Als wir diesseits der Wüste am Sonntag bei einer Poststation ruhten, war es recht kalt, und wir baten den Postmeister um Erlaubniß, im Stall unsern Gottesdienst halten zu dürfen, was uns gleich gewährt wurde, und wir hatten da Raum genug. Gegen Abend kam ein Kirgisenjäger, der hatte einen gewaltig großen Vogel bei sich auf dem Sattel, eine Art Adler, dem hatte er seine Mütze von Leder über den Kopf und die Augen gesetzt; als wir den Postmeister fragten, wozu er ihm die Mütze aufgesetzt habe, sagte er, wenn der Vogel die nicht auf hätte, würde er uns bald auf dem Kopfe sitzen. Den Vogel gebrauchte der Jäger auf der Jagd, um Hasen und Wolffüchse und sonstige verschiedene Thiere zu fangen.
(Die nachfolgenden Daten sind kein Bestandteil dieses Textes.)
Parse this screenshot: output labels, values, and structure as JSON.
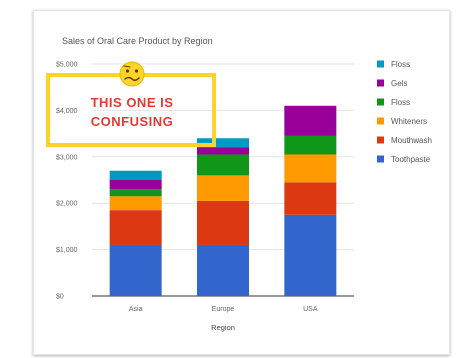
{
  "chart_data": {
    "type": "bar",
    "stacked": true,
    "title": "Sales of Oral Care Product by Region",
    "xlabel": "Region",
    "ylabel": "",
    "categories": [
      "Asia",
      "Europe",
      "USA"
    ],
    "ylim": [
      0,
      5000
    ],
    "yticks": [
      "$0",
      "$1,000",
      "$2,000",
      "$3,000",
      "$4,000",
      "$5,000"
    ],
    "grid": true,
    "legend_position": "right",
    "series": [
      {
        "name": "Toothpaste",
        "color": "#3366cc",
        "values": [
          1100,
          1100,
          1750
        ]
      },
      {
        "name": "Mouthwash",
        "color": "#dc3912",
        "values": [
          750,
          950,
          700
        ]
      },
      {
        "name": "Whiteners",
        "color": "#ff9900",
        "values": [
          300,
          550,
          600
        ]
      },
      {
        "name": "Floss",
        "color": "#109618",
        "values": [
          150,
          450,
          400
        ]
      },
      {
        "name": "Gels",
        "color": "#990099",
        "values": [
          200,
          150,
          650
        ]
      },
      {
        "name": "Floss",
        "color": "#0099c6",
        "values": [
          200,
          200,
          0
        ]
      }
    ],
    "legend_order": [
      5,
      4,
      3,
      2,
      1,
      0
    ]
  },
  "annotation": {
    "text_line1": "THIS ONE IS",
    "text_line2": "CONFUSING",
    "box_color": "#ffd428",
    "text_color": "#e53935",
    "emoji": "confused-face"
  }
}
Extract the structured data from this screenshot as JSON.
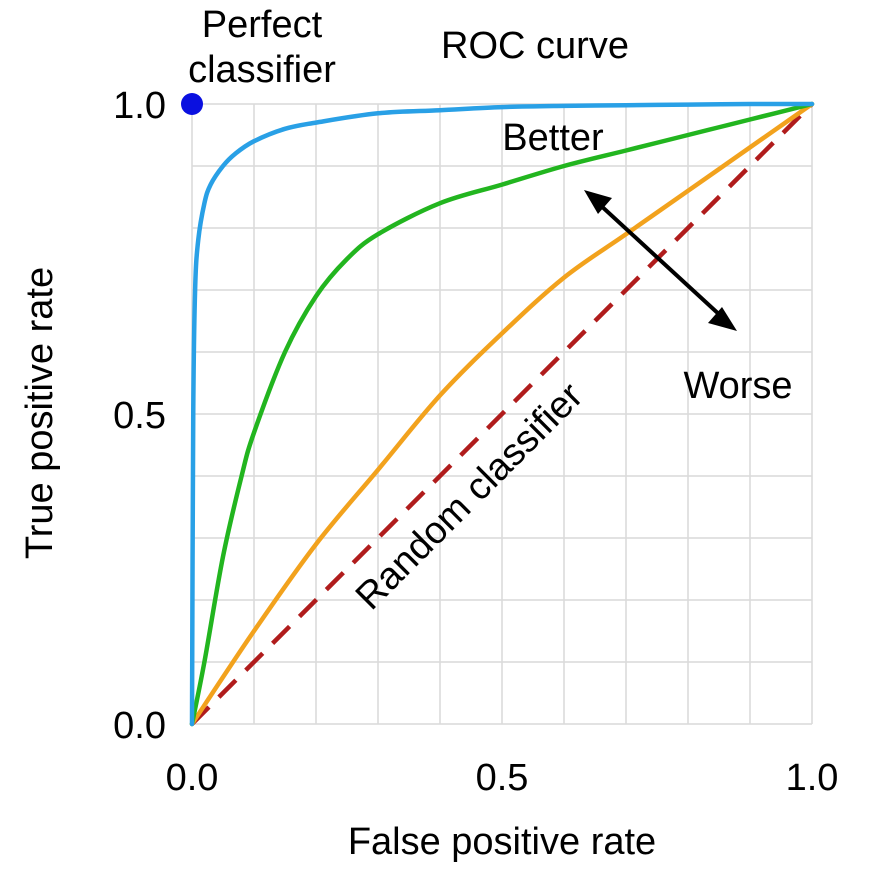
{
  "chart_data": {
    "type": "line",
    "title": "ROC curve",
    "xlabel": "False positive rate",
    "ylabel": "True positive rate",
    "xlim": [
      0,
      1
    ],
    "ylim": [
      0,
      1
    ],
    "grid": true,
    "grid_step": 0.1,
    "x_ticks": [
      {
        "value": 0.0,
        "label": "0.0"
      },
      {
        "value": 0.5,
        "label": "0.5"
      },
      {
        "value": 1.0,
        "label": "1.0"
      }
    ],
    "y_ticks": [
      {
        "value": 0.0,
        "label": "0.0"
      },
      {
        "value": 0.5,
        "label": "0.5"
      },
      {
        "value": 1.0,
        "label": "1.0"
      }
    ],
    "colors": {
      "blue_curve": "#29a0e6",
      "green_curve": "#22b51f",
      "orange_curve": "#f2a21d",
      "random": "#b01c1c",
      "perfect": "#0a10e0",
      "text": "#000000",
      "grid": "#d9d9d9"
    },
    "series": [
      {
        "name": "blue-curve",
        "color": "#29a0e6",
        "x": [
          0,
          0.002,
          0.005,
          0.01,
          0.02,
          0.03,
          0.05,
          0.07,
          0.1,
          0.15,
          0.2,
          0.3,
          0.4,
          0.5,
          0.6,
          0.7,
          0.8,
          0.9,
          1.0
        ],
        "y": [
          0,
          0.5,
          0.7,
          0.78,
          0.84,
          0.87,
          0.9,
          0.92,
          0.94,
          0.96,
          0.97,
          0.985,
          0.99,
          0.995,
          0.997,
          0.998,
          0.999,
          1.0,
          1.0
        ]
      },
      {
        "name": "green-curve",
        "color": "#22b51f",
        "x": [
          0,
          0.02,
          0.05,
          0.08,
          0.1,
          0.15,
          0.2,
          0.25,
          0.3,
          0.4,
          0.5,
          0.6,
          0.7,
          0.8,
          0.9,
          1.0
        ],
        "y": [
          0,
          0.1,
          0.27,
          0.4,
          0.47,
          0.6,
          0.69,
          0.75,
          0.79,
          0.84,
          0.87,
          0.9,
          0.925,
          0.95,
          0.975,
          1.0
        ]
      },
      {
        "name": "orange-curve",
        "color": "#f2a21d",
        "x": [
          0,
          0.1,
          0.2,
          0.3,
          0.4,
          0.5,
          0.6,
          0.7,
          0.8,
          0.9,
          1.0
        ],
        "y": [
          0,
          0.15,
          0.29,
          0.41,
          0.53,
          0.63,
          0.72,
          0.79,
          0.86,
          0.93,
          1.0
        ]
      },
      {
        "name": "random-classifier",
        "color": "#b01c1c",
        "dashed": true,
        "x": [
          0,
          1
        ],
        "y": [
          0,
          1
        ]
      }
    ],
    "points": [
      {
        "name": "perfect-classifier",
        "x": 0,
        "y": 1,
        "color": "#0a10e0"
      }
    ],
    "annotations": {
      "perfect_line1": "Perfect",
      "perfect_line2": "classifier",
      "random_label": "Random classifier",
      "better_label": "Better",
      "worse_label": "Worse"
    }
  }
}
Wir haben auch nachher mehrere solcher Jäger mit Vögeln angetroffen; sie haben am Sattel ein Eisen befestigt, nach oben so, daß der rechte Arm da hinauf paßt, und auf dem Arm sitzt der Vogel; wenn sich das Wild sehen läßt, setzt der Vogel ihm nach und nach einer kleinen Weile erhascht er`s jedesmal.

Jetzt noch etwas von der Sandwüste, die uns immer etwas schwer auf dem Herzen lag. Wir haben in der Wüste schöne klare Tage gehabt, mitunter so ziemlich den ganzen Tag ebenen festen Weg. Schweren Sand einmal 16 Werst und 7 Werst, dann noch einmal 4 und einmal 2 Werst. Vorgelegt haben wir uns überhaupt nicht; nur die, welche die schwächsten Pferde hatten. Mit dem Wasser ab von der Poststation, aber es war immer Rath. Der Herr hat dafür gesorgt. Ueberhaupt ist es nicht den fünften Theil so gefährlich mit der Wüste, als es an der Molotschna erzählt wurde. Sollte Jemand von euch einen Zug fühlen, uns nachzukommen, so rathen wir euch, daß ihr bis zur Wolga zu Wasser reist, den Unterwagen mitnehmt und dort bei den Brüdern den Aufsatz mit Verdeck anfertiget, denn das Holz ist da beinahe nur halb so theuer. Br. Peters ist, während wir reisten, bei ihnen dort gewesen und haben sie es so besprochen, daß ihr es bei ihnen könnt machen und dann mit ihnen zusammenreisen. Die Pferde würden jedenfalls dort auch billiger sein wegen der zweimaligen Mißernte. Es sind da ungefähr 20 Familien an der Wolga, die uns gedenken nachzukommen, so es des Herrn Wille ist. Es ist hier recht schönes Wetter jetzt, schon 10 Grad Wärme gewesen, auch ein sanfter Regen, zuweilen aber etwas Frost. Auf der Reise haben wir besonders einen Morgen 13 Grad Frost gehabt. Das Holz war aber so häufig, daß die Kinder des Tages so viel lesen konnten, um damit Abends ein hübsches Feuer zu machen. So nahmen wir denn von der Gluth einen Eimer voll in den Wagen, banden ihn oben an die Biegel und so war es bald warm im Wagen. Dann aßen wir noch mit großem Behagen eine Arbuse (Wassermelone – E.K.) und gingen zur Ruhe.